Building a diverse team in Property
When you’re given the opportunity to build a new business unit from scratch it’s like being part of a start-up, says Project and Workplace Solutions (PWS) Operations Director Adam Murone.
The appetite and drive for growth is huge, and it enables the leaders to create a diverse team that can deliver on our goals.
Adam and the Head of Project and Workplace Solutions Nathan Munro had the opportunity to do this a few years ago as they created the PWS team (which is part of the Property business unit) sitting within the Defence and Social Infrastructure sector of Ventia.
“We were able to build a team that fit the culture we wanted to create,” Adam said. “That meant flexibility, diversity, passion and performance.”
Adam says he and Nathan both believed in hiring for cultural fit first and skills second.
“We figured we can teach skills, but we can’t teach a lot of those intangibles that go into making up a high-performing team.”
The Project and Workplace Solutions team
The 35-strong team are based throughout the east coast of Australia with offices in Canberra, Melbourne, and Brisbane, and a new office opening in Sydney in 2021.
When asked how he ensured they built a diverse and inclusive team, Adam insists that what he and Nathan did to ensure diversity was nothing ground-breaking.
“The property sector generally is male dominated,” Adam says. “But there’s no silver bullet here. It’s about making conscious choices at every decision point.”
Some of the activities Adam and Nathan undertook included ensuring any list of potential candidates for a role included a good mix of male and female applicants. If a list didn’t include many, or in one case any, females, Adam would push back to the recruiters and tell them it wasn’t good enough.
“When we recruit, it’s a big thing,” Adam says. “We’ve grown quickly, so it was important to do the recruitment piece right.”
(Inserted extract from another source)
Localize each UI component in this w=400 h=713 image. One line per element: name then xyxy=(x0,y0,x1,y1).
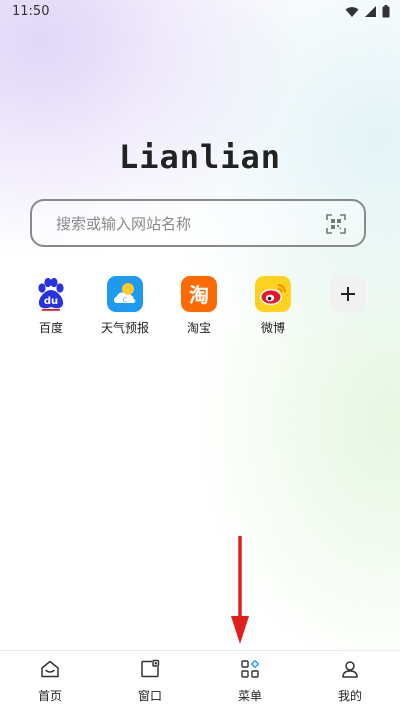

“There can be unconscious bias at play. Sometimes the language we use in our advertising or our interview process is overly masculine and that puts female applicants off. A major contributing factor to our business growth and success has been encouraging critical thinking through open and diverse communication.”
Building inclusion and support
Once they have recruited someone into the team, Adam notes that keeping them means building a sense of inclusion and support.
“I recently had a team member ask if she could participate in one of the senior leadership programs that Ventia runs,” Adam says. “It’s not cheap, but we’re committed to developing our leaders to make sure that we’re giving everyone in our team the tools they need to grow and develop.”
“I love that she felt empowered enough to put her hand up and ask for this and even more so that our business is able to support her in this development program.”
Adam says that key to his role as a manager is to help his team build on their skills and step up into more senior roles eventually. Whilst the annual review process is important to provide feedback and check progress against goals, big jumps in their career are only going to happen through role progression.
Other tactics Adam and Nathan employ include nominating team members for awards, internal and external, and providing training opportunities, particularly in skills outside their day to day role.
If there’s one piece of advice Adam can give on leading a diverse and inclusive team, it’s something he heard Sir Richard Branson say and he took it to heart.
Train people well enough so they can leave, treat them well enough so they don't want to.
It’s a small industry in property, Adam says.
“Little things can make a big difference in differentiating yourself. Spending time developing people beyond their technical skills is important for their individual brand.”